Your home to over 150,000 silly Facebook statuses! Find the perfect witty, silly, or downright funny status to share with your friends and family. Check in daily for fresh updates!
The only thing I`m really learning from this 401K meeting at work this morning is that I`ll probably never be able to retire.
The object of golf.... is to play the least amount of golf.
Sorry I said "You`ll Do" instead of "I Do" at our wedding.
I`ll be back before you can pronounce actillimandataquerin altosapaoyabayadoondib ab!
I pretend I don`t care but deep down I really still don`t care.
Dear World, Stop saying "twerk."
If you think the things I say out loud are bad, you should hear the things I keep to myself.
I often confuse reptiles and amphibians.

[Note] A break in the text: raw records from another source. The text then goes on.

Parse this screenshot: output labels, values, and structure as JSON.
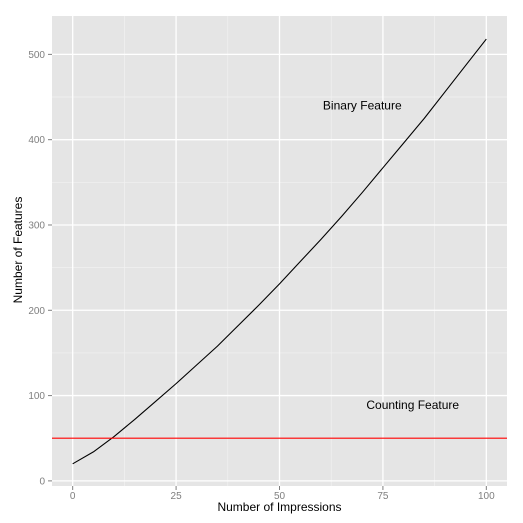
{
  "chart_data": {
    "type": "line",
    "title": "",
    "xlabel": "Number of Impressions",
    "ylabel": "Number of Features",
    "xlim": [
      -5,
      105
    ],
    "ylim": [
      -6,
      545
    ],
    "x_ticks": [
      0,
      25,
      50,
      75,
      100
    ],
    "y_ticks": [
      0,
      100,
      200,
      300,
      400,
      500
    ],
    "grid": true,
    "legend": "none",
    "series": [
      {
        "color": "#000000",
        "x": [
          0,
          5,
          10,
          15,
          20,
          25,
          30,
          35,
          40,
          45,
          50,
          55,
          60,
          65,
          70,
          75,
          80,
          85,
          90,
          95,
          100
        ],
        "y": [
          20,
          34,
          52,
          72,
          93,
          114,
          136,
          158,
          182,
          206,
          231,
          257,
          283,
          310,
          338,
          367,
          396,
          425,
          456,
          487,
          518
        ]
      },
      {
        "color": "#ff0000",
        "x": [
          -5,
          105
        ],
        "y": [
          50,
          50
        ]
      }
    ],
    "annotations": [
      {
        "text": "Binary Feature",
        "x": 60.5,
        "y": 440
      },
      {
        "text": "Counting Feature",
        "x": 71,
        "y": 89
      }
    ]
  }
}
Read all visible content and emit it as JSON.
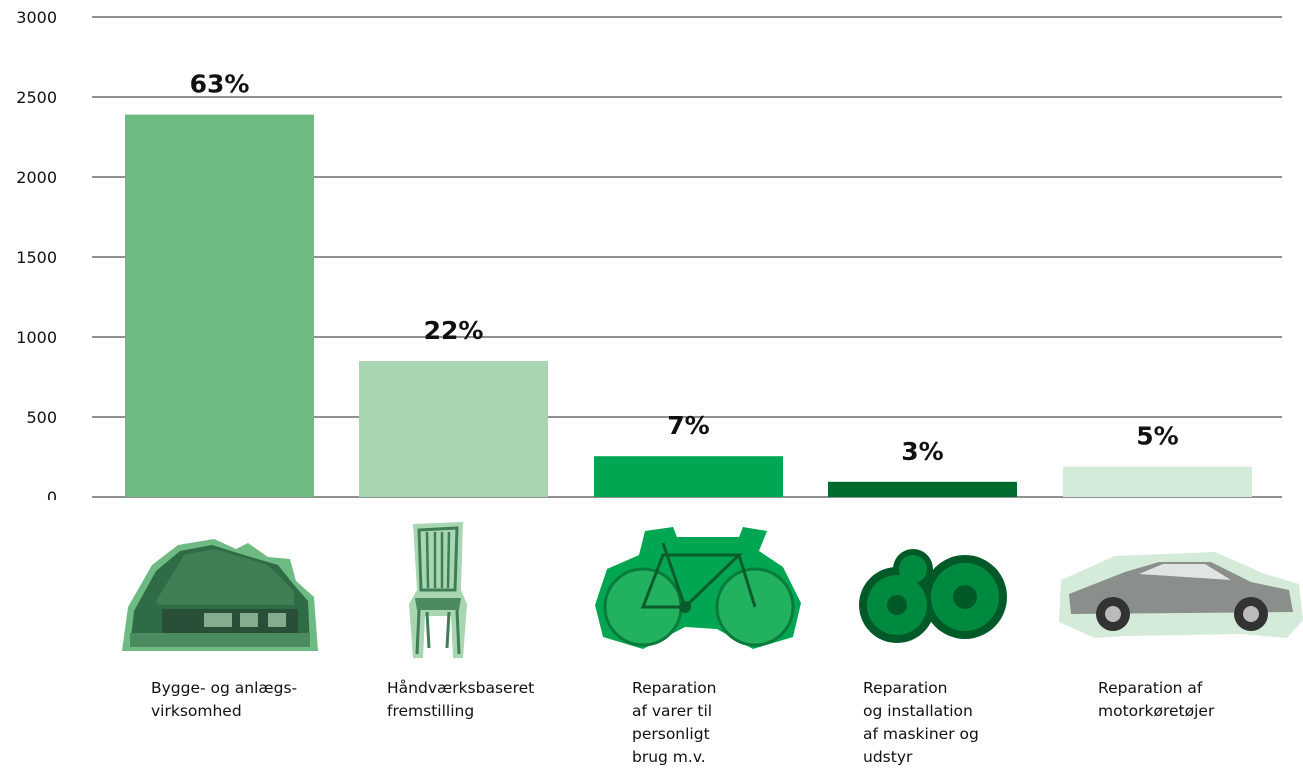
{
  "chart_data": {
    "type": "bar",
    "categories": [
      "Bygge- og anlægs-\nvirksomhed",
      "Håndværksbaseret\nfremstilling",
      "Reparation\naf varer til\npersonligt\nbrug m.v.",
      "Reparation\nog installation\naf maskiner og\nudstyr",
      "Reparation af\nmotorkøretøjer"
    ],
    "values": [
      2390,
      850,
      255,
      95,
      190
    ],
    "data_labels": [
      "63%",
      "22%",
      "7%",
      "3%",
      "5%"
    ],
    "colors": [
      "#6dbb83",
      "#a9d6b2",
      "#00a651",
      "#006b2e",
      "#d4ebda"
    ],
    "yticks": [
      "0",
      "500",
      "1000",
      "1500",
      "2000",
      "2500",
      "3000"
    ],
    "ylim": [
      0,
      3000
    ],
    "grid": true,
    "title": "",
    "xlabel": "",
    "ylabel": ""
  },
  "icons": [
    "house-icon",
    "chair-icon",
    "bicycle-icon",
    "gears-icon",
    "car-icon"
  ]
}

Actually, if I`m being brutally honest, they pretty much never know what I`m talking about
I just watched a documentary on marijuana. I think all documentaries should be watched this way.
The first rule of Women`s fight club is don`t tell anyone what you`re mad about or why you`re fighting.
Having a mohawk used to mean you were tough. Now it means youβre a 3 year-old with annoying parents.
I love my six pack abs so much that I cover them with a layer of fat .
If at first you don`t succeed, you`ll get a lot of free advice from folks who didn`t succeed either.
I think the saying "every man for himself" was made up by women tired of making sandwiches
If a dwarf smokes weed does he get high or medium?